Stress-relief strategies

Matawan, N.J.-based CPA Salim Omar believes that customer relationships are vital in the face of increasing competition. "More franchises are entering the market, so you have to keep a good relationship with your existing clients," he said. Each year, Omar rents out a restaurant and invites all his previous-year customers to a client appreciation party. "Then in January we send out a client organizer, and phone them to make sure they received it, and schedule a time they can come in."

Van Ballantyne, a Greenland, N.H.-based preparer, also tries to begin the process early. "We like to begin in May, and take a proactive position throughout the year," he said. "We do mid-year and year-end reviews, and try to train our clients to know what our expectations are. Since we're a classic write-up practice, we control the client's records throughout the year, and have a headstart as to what position they're in."

Ballantyne said that one of the most important things during tax season is coping with the additional stress. "I'll have a masseuse come in and give chair massages to the staff. It relaxes them and helps them go back to work refreshed, and it also builds good will, even if they don't think it will help."

Jeff Corey, tax director of Rochester, N.Y.-based Bonadio Group, breaks down tax season preparation into "four Ps" - pain, process, people and profit.

"It's hard work and extremely stressful," he said, "and it's not getting any easier. There's more legislation, more regulations, and a huge drought of tax people to help you deal with it. The only way to deal with complexity is process - to make use of technology to get the work done more efficiently.
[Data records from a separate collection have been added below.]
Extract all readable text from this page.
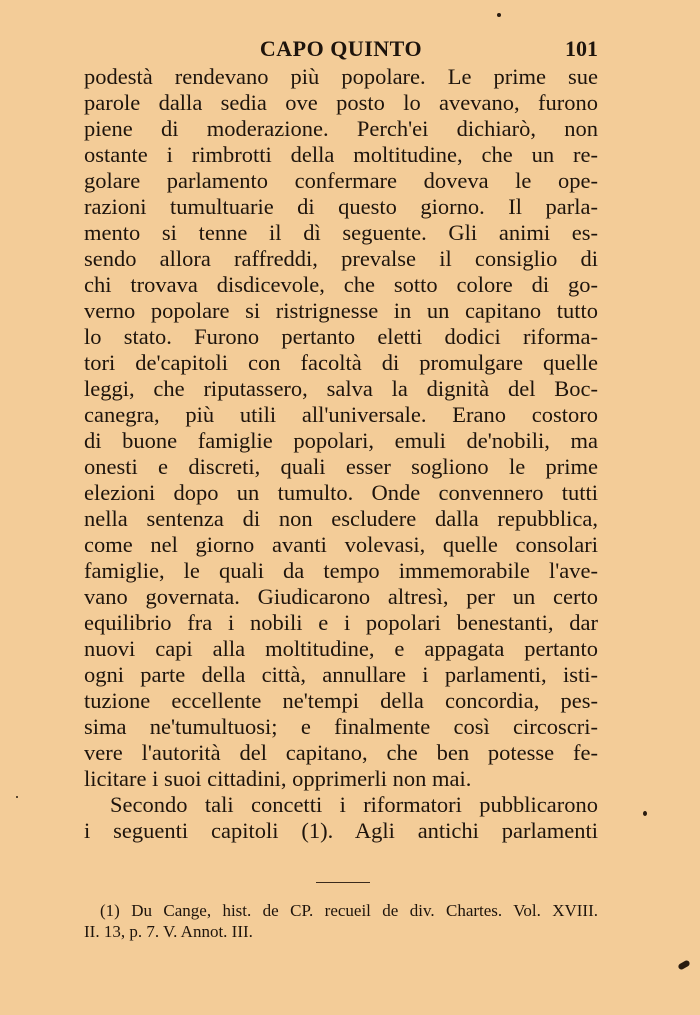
CAPO QUINTO	101
podestà rendevano più popolare. Le prime sue
parole dalla sedia ove posto lo avevano, furono
piene di moderazione. Perch'ei dichiarò, non
ostante i rimbrotti della moltitudine, che un re-
golare parlamento confermare doveva le ope-
razioni tumultuarie di questo giorno. Il parla-
mento si tenne il dì seguente. Gli animi es-
sendo allora raffreddi, prevalse il consiglio di
chi trovava disdicevole, che sotto colore di go-
verno popolare si ristrignesse in un capitano tutto
lo stato. Furono pertanto eletti dodici riforma-
tori de'capitoli con facoltà di promulgare quelle
leggi, che riputassero, salva la dignità del Boc-
canegra, più utili all'universale. Erano costoro
di buone famiglie popolari, emuli de'nobili, ma
onesti e discreti, quali esser sogliono le prime
elezioni dopo un tumulto. Onde convennero tutti
nella sentenza di non escludere dalla repubblica,
come nel giorno avanti volevasi, quelle consolari
famiglie, le quali da tempo immemorabile l'ave-
vano governata. Giudicarono altresì, per un certo
equilibrio fra i nobili e i popolari benestanti, dar
nuovi capi alla moltitudine, e appagata pertanto
ogni parte della città, annullare i parlamenti, isti-
tuzione eccellente ne'tempi della concordia, pes-
sima ne'tumultuosi; e finalmente così circoscri-
vere l'autorità del capitano, che ben potesse fe-
licitare i suoi cittadini, opprimerli non mai.
Secondo tali concetti i riformatori pubblicarono
i seguenti capitoli (1). Agli antichi parlamenti
(1) Du Cange, hist. de CP. recueil de div. Chartes. Vol. XVIII.
II. 13, p. 7. V. Annot. III.
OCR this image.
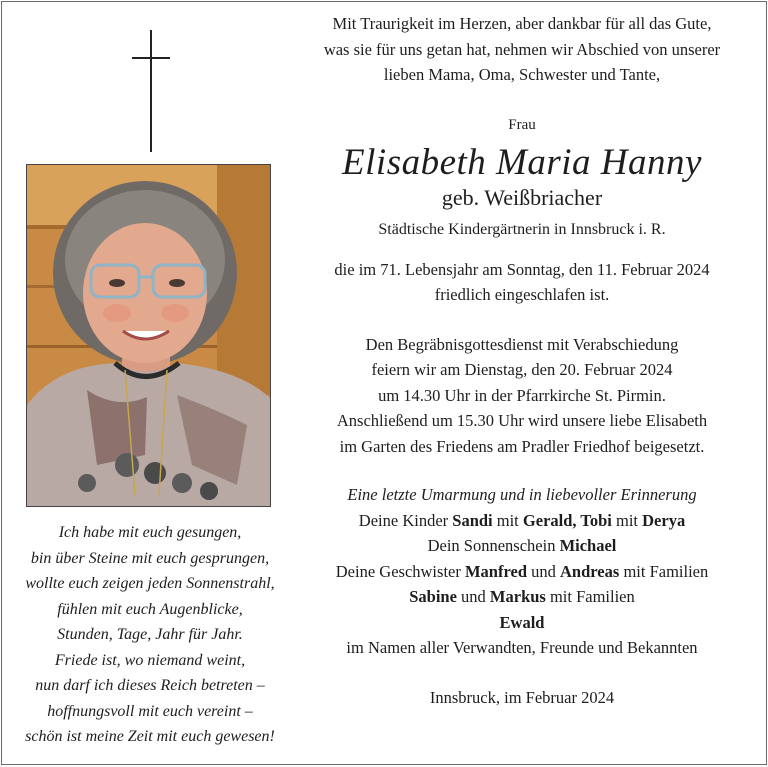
Ich habe mit euch gesungen,
bin über Steine mit euch gesprungen,
wollte euch zeigen jeden Sonnenstrahl,
fühlen mit euch Augenblicke,
Stunden, Tage, Jahr für Jahr.
Friede ist, wo niemand weint,
nun darf ich dieses Reich betreten –
hoffnungsvoll mit euch vereint –
schön ist meine Zeit mit euch gewesen!
Mit Traurigkeit im Herzen, aber dankbar für all das Gute,
was sie für uns getan hat, nehmen wir Abschied von unserer
lieben Mama, Oma, Schwester und Tante,
Frau
Elisabeth Maria Hanny
geb. Weißbriacher
Städtische Kindergärtnerin in Innsbruck i. R.
die im 71. Lebensjahr am Sonntag, den 11. Februar 2024
friedlich eingeschlafen ist.
Den Begräbnisgottesdienst mit Verabschiedung
feiern wir am Dienstag, den 20. Februar 2024
um 14.30 Uhr in der Pfarrkirche St. Pirmin.
Anschließend um 15.30 Uhr wird unsere liebe Elisabeth
im Garten des Friedens am Pradler Friedhof beigesetzt.
Eine letzte Umarmung und in liebevoller Erinnerung
Deine Kinder Sandi mit Gerald, Tobi mit Derya
Dein Sonnenschein Michael
Deine Geschwister Manfred und Andreas mit Familien
Sabine und Markus mit Familien
Ewald
im Namen aller Verwandten, Freunde und Bekannten
Innsbruck, im Februar 2024
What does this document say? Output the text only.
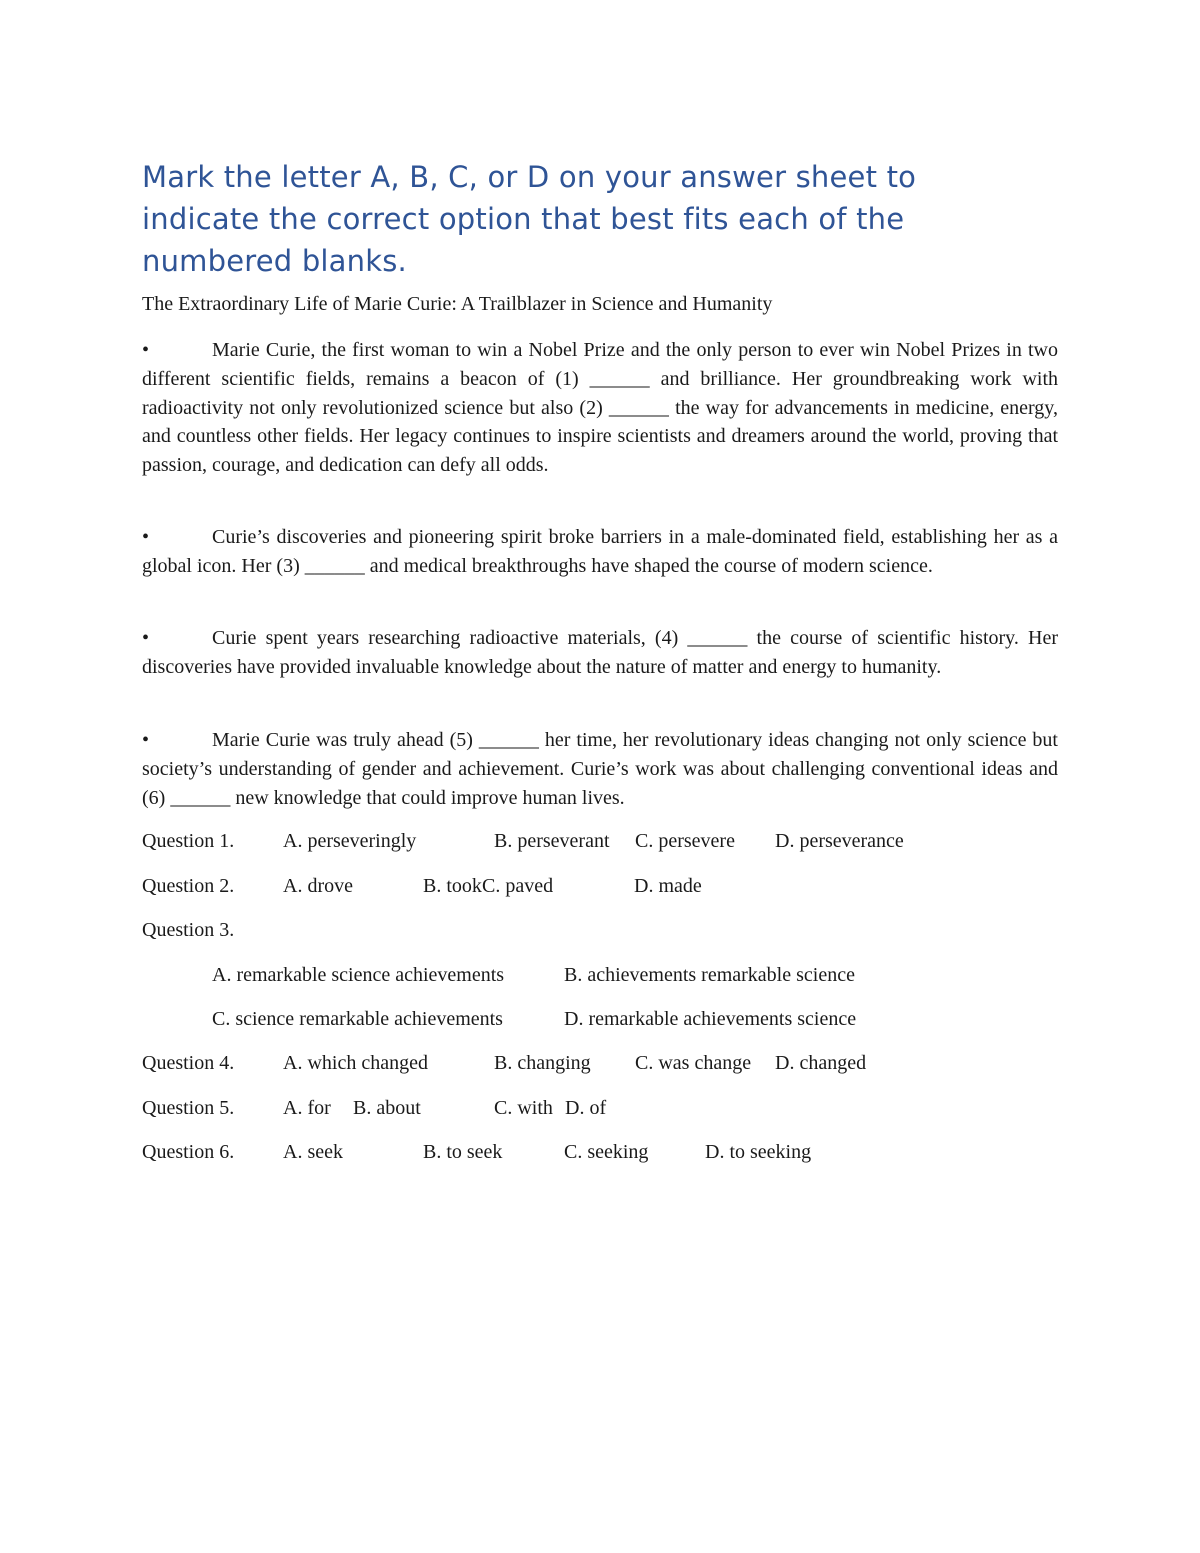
Mark the letter A, B, C, or D on your answer sheet to indicate the correct option that best fits each of the numbered blanks.

The Extraordinary Life of Marie Curie: A Trailblazer in Science and Humanity

•	Marie Curie, the first woman to win a Nobel Prize and the only person to ever win Nobel Prizes in two different scientific fields, remains a beacon of (1) ______ and brilliance. Her groundbreaking work with radioactivity not only revolutionized science but also (2) ______ the way for advancements in medicine, energy, and countless other fields. Her legacy continues to inspire scientists and dreamers around the world, proving that passion, courage, and dedication can defy all odds.

•	Curie’s discoveries and pioneering spirit broke barriers in a male-dominated field, establishing her as a global icon. Her (3) ______ and medical breakthroughs have shaped the course of modern science.

•	Curie spent years researching radioactive materials, (4) ______ the course of scientific history. Her discoveries have provided invaluable knowledge about the nature of matter and energy to humanity.

•	Marie Curie was truly ahead (5) ______ her time, her revolutionary ideas changing not only science but society’s understanding of gender and achievement. Curie’s work was about challenging conventional ideas and (6) ______ new knowledge that could improve human lives.

Question 1. A. perseveringly	B. perseverant C. persevere D. perseverance
Question 2. A. drove	B. took C. paved	D. made
Question 3.
A. remarkable science achievements	B. achievements remarkable science
C. science remarkable achievements	D. remarkable achievements science
Question 4. A. which changed	B. changing C. was change D. changed
Question 5. A. for B. about	C. with D. of
Question 6. A. seek	B. to seek	C. seeking	D. to seeking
We have four offices with a couple of hundred people, so we use technology to make sure people are as consistent as possible throughout the organization."

"Outsourcing is not as hot as it was a few years ago," he noted. "We've been able to get a big bang using college interns. Within a couple of years technology might make outsourcing obsolete. Scanning is now so sophisticated that we can scan in source information and it goes right into the return. But they still haven't invented a machine that will sit down and talk to the client."

On the profit side, Corey said that the firm has an Operation 1040 Incentive Program for identifying the potential for financial services. "The key is to make sure the tax people do not engage in selling," he said. "But tax time is when you're doing things that can expose the possibilities, so we try to recognize these things during tax season and give them to the financial side."

Corey also believes in stress management during the season. "We do a lot of little things we call mandatory fun - things like having ice cream or a putting contest," he said. "I don't assume a 50-year-old like me knows what a 26-year-old considers fun, so I ask them."

Jill McDermott, director of organizational effectiveness for Thomson Tax and Accounting, agrees that a little investment in stress relief will pay big dividends during tax season. "There are a lot of little things you can do, including better nutrition and exercise during tax season," she said. "A certain amount of stress may help focus, but there's a tipping point. You can take just 60 or 120 seconds to close your eyes, focus on breathing, or meditate. It helps to disengage the brain and engage the rest of the body, so when you return to work the brain becomes more focused."

"Also, a number of people I talk to said that having an animal in the office helps to relieve stress," she said.